Naszym ulubionym aspektem
stopowania jest fakt, że stając na poboczu i opierając plecaki o drzewo,
wyrzeka się jednocześnie sztywnego planu, a dalszy obrót spraw uzależnia się od
planów kierowców, których uda nam się zwabić wyciągniętym kciukiem. Nasz wpływ
na dalszą trasę ogranicza się wtedy, poprzez wybór konkretnej wylotówki,
jedynie do określenia ogólnego kierunku. Reszta pozostaje w rękach losu i
dopisującego nam niezmiennie szczęścia. Tym sposobem zamiast przemieszczać się
pomiędzy klasycznymi punktami na turystycznej mapie, trafia się w miejsca
anonimowe, pozwalające napatrzeć się do woli na prawdziwe, nie nastawione na
wizyty zagranicznych gości, oblicze kraju.

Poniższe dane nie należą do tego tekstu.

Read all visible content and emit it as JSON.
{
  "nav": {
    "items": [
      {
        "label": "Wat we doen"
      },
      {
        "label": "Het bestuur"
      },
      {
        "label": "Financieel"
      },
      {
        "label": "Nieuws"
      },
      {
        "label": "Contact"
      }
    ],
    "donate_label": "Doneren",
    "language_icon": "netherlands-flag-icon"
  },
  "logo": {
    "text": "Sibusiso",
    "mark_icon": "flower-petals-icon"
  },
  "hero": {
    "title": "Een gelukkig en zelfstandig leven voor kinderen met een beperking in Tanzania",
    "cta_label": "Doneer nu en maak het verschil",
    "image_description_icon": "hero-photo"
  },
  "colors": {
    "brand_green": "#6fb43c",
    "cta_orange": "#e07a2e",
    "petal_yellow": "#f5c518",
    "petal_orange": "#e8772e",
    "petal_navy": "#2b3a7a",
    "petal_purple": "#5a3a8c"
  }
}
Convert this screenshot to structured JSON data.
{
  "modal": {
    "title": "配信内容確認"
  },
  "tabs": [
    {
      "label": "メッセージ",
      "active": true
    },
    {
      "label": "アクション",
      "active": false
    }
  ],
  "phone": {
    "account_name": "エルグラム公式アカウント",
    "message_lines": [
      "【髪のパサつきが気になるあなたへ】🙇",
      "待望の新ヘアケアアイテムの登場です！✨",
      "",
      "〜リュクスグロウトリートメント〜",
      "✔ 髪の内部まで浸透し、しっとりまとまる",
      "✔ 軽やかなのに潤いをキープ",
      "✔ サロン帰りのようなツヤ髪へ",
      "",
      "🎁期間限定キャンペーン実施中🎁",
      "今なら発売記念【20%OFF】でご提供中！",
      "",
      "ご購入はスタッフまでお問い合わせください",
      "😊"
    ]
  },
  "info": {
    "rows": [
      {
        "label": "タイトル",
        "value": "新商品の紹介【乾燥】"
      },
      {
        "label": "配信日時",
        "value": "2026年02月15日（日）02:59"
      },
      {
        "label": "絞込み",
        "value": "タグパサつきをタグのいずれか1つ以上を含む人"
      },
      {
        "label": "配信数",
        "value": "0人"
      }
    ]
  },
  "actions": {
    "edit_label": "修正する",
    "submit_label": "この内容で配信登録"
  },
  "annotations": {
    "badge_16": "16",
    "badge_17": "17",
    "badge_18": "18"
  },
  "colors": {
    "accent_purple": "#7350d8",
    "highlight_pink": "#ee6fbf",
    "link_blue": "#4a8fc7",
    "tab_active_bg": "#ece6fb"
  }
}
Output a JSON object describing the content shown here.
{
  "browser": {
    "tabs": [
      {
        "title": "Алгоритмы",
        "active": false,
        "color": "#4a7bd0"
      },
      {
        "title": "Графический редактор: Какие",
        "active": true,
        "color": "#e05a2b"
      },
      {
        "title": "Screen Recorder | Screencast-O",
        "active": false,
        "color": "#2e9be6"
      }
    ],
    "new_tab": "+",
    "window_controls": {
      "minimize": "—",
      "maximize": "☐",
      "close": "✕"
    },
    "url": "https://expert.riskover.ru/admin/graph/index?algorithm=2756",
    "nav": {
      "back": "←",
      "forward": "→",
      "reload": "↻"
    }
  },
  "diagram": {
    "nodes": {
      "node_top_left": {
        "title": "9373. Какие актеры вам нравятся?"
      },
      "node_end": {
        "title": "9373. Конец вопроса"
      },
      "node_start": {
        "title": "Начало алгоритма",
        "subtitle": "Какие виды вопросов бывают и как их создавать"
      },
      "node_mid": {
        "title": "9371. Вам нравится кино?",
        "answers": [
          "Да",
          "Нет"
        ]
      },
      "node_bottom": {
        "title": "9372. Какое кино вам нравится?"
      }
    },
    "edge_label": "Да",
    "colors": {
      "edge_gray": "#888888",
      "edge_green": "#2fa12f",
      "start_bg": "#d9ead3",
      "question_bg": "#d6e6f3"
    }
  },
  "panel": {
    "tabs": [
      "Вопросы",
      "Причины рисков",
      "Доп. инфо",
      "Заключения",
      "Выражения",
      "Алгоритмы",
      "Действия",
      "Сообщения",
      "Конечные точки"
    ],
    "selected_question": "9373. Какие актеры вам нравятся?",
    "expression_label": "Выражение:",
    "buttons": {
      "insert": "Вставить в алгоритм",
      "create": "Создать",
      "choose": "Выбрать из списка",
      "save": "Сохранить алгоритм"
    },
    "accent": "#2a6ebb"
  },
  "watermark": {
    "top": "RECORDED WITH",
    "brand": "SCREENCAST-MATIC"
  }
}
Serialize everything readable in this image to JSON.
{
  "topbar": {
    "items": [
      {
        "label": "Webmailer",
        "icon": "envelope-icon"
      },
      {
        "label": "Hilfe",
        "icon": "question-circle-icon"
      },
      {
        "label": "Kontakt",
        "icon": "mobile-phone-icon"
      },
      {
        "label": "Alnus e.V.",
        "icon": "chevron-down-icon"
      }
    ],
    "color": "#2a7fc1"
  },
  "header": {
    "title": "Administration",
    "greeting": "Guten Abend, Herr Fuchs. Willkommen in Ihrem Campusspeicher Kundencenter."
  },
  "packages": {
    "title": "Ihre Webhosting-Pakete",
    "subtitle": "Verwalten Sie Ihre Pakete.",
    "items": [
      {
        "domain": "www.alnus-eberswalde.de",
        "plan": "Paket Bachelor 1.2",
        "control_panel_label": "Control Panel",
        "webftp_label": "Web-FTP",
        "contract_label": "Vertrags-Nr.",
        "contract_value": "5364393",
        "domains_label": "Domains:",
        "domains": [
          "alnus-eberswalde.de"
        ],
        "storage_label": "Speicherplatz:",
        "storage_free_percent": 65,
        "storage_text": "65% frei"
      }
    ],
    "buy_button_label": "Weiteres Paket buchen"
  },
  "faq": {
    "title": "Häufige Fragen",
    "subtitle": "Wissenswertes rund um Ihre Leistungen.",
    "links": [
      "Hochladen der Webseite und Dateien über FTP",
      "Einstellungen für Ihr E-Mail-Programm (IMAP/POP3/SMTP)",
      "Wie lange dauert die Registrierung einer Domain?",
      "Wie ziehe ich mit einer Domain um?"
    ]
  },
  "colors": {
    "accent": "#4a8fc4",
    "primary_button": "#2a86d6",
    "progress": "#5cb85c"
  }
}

Jak postanowiliśmy, tak też uczyniliśmy. Przez pierwsze osiem dni udało nam się przejechać kawał kraju, na swojej drodze spotykając niemal wyłącznie obywateli Tajlandii** i zamieszkujących rejon Birmańczyków. Z tego okresu najmilej wspominać będziemy 150 kilometrów przejechanych wojskową ciężarówą, cztery dni spędzone w gospodarstwie agroturystycznym w okolicach Mae Sariang*** i kurs birmańskiej kuchni, na który wybraliśmy się w Mae Sot.
__________
* Haneczka tylko połowicznie,
bo flaków nie lubi. Nie próbowała.
** Nie piszę "Tajów",
bo pominąłbym w ten sposób członków żyjących tu plemion, takich jak chociażby
Shan, Karen czy wspomnianych już wcześniej Lahu.
*** Trafiliśmy tam w związku z
podwójnym zbiegiem okoliczności. Po pierwsze podworzący nas ludzie wysadzili
nas na trasie w pobliżu Mae Sariang, a potem zagadnięty o drogę do miasta
facet, nie chcąc przyznać się do niewiedzy, wskazał losowy kierunek, wyprowadzając
nas (dosłownie) w pole. I całe szczęście, bo trafiliśmy dzięki temu w
rewelacyjne miejsce, prowadzone przez dość ekscentryczną panią, która wieczory
umilała nam swoimi, odtwarzanymi z taśmy, występami karaoke.
Czekaliśmy długo, ale się doczekaliśmy. :-)
OdpowiedzUsuńPozdrawiam!
Jasiu.
Ale super jest to zdjęcie, na którym siedzicie sobie razem. Jakbyście mieli jeszcze w planie wysłać mi jakąś pocztówkę, to ja poproszę właśnie to! Powielkanocne buziaki!